The room was filled with specific scent of moisture, red wine and cigaretts. Everyday objects, worthless in terms of their usefulness, bear the burden of history. In the process of tearing down wallpapers and examining quite a few defective video players, cathode-ray televisions and useless tools, I find myself simultaneously close and dissociated. The apartment’s legacy brings out a foreign history; identity. The space, in which the earliest memories of my own childhood are hidden, has outgrown me and pushed me aside almost two decades ago. The alienation of intimate environment disorients me. During the exploration and accumulation of objects, I am remapping the apartment, I search for traces of myself and reconstruct this space through memories. I occupy and re-own what is on the edge of my history; always there but never seen or experienced.
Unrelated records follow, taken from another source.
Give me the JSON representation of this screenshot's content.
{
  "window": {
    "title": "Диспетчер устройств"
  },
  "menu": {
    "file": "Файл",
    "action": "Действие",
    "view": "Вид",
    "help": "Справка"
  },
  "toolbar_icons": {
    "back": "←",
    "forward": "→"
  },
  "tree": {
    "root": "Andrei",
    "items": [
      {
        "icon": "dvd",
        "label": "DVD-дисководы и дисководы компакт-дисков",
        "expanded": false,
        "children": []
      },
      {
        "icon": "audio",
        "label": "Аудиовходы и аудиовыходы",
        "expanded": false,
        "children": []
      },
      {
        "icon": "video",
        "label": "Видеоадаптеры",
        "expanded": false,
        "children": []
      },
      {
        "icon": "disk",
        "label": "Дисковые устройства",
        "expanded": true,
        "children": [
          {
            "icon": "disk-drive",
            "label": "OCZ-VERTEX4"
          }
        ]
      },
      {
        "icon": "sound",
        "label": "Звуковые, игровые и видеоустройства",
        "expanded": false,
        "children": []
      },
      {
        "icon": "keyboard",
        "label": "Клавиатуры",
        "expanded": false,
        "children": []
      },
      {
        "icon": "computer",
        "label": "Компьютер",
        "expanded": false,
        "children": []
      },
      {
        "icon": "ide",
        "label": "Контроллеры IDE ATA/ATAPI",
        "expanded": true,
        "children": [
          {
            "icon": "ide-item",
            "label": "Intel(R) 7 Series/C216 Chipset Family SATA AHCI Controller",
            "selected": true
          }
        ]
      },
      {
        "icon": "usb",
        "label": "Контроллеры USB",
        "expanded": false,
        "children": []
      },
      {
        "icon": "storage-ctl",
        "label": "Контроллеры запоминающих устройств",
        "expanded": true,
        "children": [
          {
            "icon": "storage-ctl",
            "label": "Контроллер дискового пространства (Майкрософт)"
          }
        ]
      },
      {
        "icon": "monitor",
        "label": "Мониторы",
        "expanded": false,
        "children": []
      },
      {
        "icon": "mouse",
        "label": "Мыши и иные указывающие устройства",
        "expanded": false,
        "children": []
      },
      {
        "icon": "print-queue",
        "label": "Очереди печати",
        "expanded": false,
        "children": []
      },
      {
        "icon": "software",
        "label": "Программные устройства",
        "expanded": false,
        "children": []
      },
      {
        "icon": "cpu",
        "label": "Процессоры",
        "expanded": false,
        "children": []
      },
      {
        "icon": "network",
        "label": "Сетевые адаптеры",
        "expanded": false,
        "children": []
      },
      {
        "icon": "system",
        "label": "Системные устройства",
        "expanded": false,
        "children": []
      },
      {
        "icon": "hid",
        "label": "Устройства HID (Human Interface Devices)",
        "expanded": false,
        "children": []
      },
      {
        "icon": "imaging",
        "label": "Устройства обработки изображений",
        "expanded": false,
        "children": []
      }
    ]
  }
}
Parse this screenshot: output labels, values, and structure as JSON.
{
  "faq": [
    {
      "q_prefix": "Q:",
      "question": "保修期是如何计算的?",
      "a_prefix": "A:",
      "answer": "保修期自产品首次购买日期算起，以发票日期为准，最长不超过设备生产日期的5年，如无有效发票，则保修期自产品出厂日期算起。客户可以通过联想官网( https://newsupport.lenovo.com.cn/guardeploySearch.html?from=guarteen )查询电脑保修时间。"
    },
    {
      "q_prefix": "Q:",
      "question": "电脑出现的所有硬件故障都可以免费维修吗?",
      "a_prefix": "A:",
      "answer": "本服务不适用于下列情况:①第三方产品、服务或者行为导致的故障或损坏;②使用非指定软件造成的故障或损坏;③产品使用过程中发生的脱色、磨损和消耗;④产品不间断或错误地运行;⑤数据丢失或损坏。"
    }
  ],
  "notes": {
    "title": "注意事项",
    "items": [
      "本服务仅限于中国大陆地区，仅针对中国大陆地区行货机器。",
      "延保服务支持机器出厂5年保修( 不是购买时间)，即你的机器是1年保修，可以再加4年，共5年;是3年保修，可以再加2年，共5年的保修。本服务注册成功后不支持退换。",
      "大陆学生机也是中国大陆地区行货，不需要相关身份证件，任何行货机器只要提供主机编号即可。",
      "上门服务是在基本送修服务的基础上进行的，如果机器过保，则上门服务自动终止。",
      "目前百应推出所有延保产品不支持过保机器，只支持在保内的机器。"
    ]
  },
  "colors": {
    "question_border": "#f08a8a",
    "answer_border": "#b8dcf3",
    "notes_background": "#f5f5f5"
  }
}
Daddyland is a research in relationships toward intimate space, it’s emotional saturation and personal history. Installation becomes an act of building; or better, rebuilding my own past through mapping the intimate space of my deceased father. It is reappropriating a missing piece of my childhood, reconstructing relation to my parent through objects and his personal space. Objects become artifacts as installation, built to anonymous; my estranged father, is ironic memorial.
Installation consists solely from objects retrieved from my father’s apartment combined with two videos; one of which is an reenactment of my only memory tied to the mentioned space.